We Weren’t Just Playing Writer
We were writing with scaffolding. And without it, everything collapses.
Executive dysfunction is a hungry beast. It eats my attention, my memory, my momentum. I can want to write—burn to write—and still stare at a blinking cursor for hours, paralyzed by a combination of perfectionism, fatigue, and vague existential dread. NaNoWriMo gave us fake rules to trick our brains into action. It created stakes, even if they were imaginary.
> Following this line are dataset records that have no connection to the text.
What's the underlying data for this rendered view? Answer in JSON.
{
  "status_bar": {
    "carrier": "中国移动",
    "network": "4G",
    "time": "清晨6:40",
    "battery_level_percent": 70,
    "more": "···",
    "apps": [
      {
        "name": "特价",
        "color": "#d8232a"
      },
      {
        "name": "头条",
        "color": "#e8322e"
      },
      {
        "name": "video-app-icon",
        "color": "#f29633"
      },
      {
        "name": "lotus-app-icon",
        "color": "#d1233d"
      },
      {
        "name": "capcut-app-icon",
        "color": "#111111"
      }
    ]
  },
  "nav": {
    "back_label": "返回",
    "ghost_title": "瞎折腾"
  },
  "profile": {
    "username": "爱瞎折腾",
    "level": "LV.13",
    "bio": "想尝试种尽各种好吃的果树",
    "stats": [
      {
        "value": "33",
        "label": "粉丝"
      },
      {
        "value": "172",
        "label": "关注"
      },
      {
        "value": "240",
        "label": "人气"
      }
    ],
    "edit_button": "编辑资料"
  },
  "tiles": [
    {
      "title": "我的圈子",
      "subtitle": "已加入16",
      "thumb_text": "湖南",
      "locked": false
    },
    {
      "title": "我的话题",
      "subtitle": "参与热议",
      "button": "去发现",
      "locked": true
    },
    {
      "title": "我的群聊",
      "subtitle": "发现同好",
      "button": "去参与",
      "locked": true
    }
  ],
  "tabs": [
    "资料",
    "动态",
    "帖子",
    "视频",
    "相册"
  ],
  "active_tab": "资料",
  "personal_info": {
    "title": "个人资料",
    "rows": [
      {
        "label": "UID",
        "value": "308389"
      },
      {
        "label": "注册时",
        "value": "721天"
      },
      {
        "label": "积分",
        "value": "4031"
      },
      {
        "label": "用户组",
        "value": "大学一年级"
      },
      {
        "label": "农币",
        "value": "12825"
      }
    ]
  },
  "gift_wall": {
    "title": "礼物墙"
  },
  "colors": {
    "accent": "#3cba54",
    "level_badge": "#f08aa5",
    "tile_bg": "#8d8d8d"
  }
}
The truth is, I don’t have the kind of brain that finishes things for fun. I need external structure like a house needs walls. NaNoWriMo was one of the few times a year I could write without shame. It was supposed to be messy. It was okay to fall behind, to write garbage, to sprint with strangers into the void. It made the chaos feel purposeful.
Now? I flounder.
Why Neurodivergent Writers Are More Dependent on Systems Like This
Because we often can’t self-motivate the way neurotypicals do. We need deadlines. We need guardrails. We need to feel like we’re not doing this alone. Not out of insecurity—but because our executive functioning systems are cracked, jagged, leaky pipes that don’t hold pressure.
NaNoWriMo—despite its flaws—was one of the few big, collective events that embraced neurodivergent creativity without demanding polish or perfection. It gave us permission to write badly. To start over. To exist in a bubble of communal effort that didn’t require us to show our faces or explain ourselves.
And for many of us, that meant everything.
So Where Did It Go?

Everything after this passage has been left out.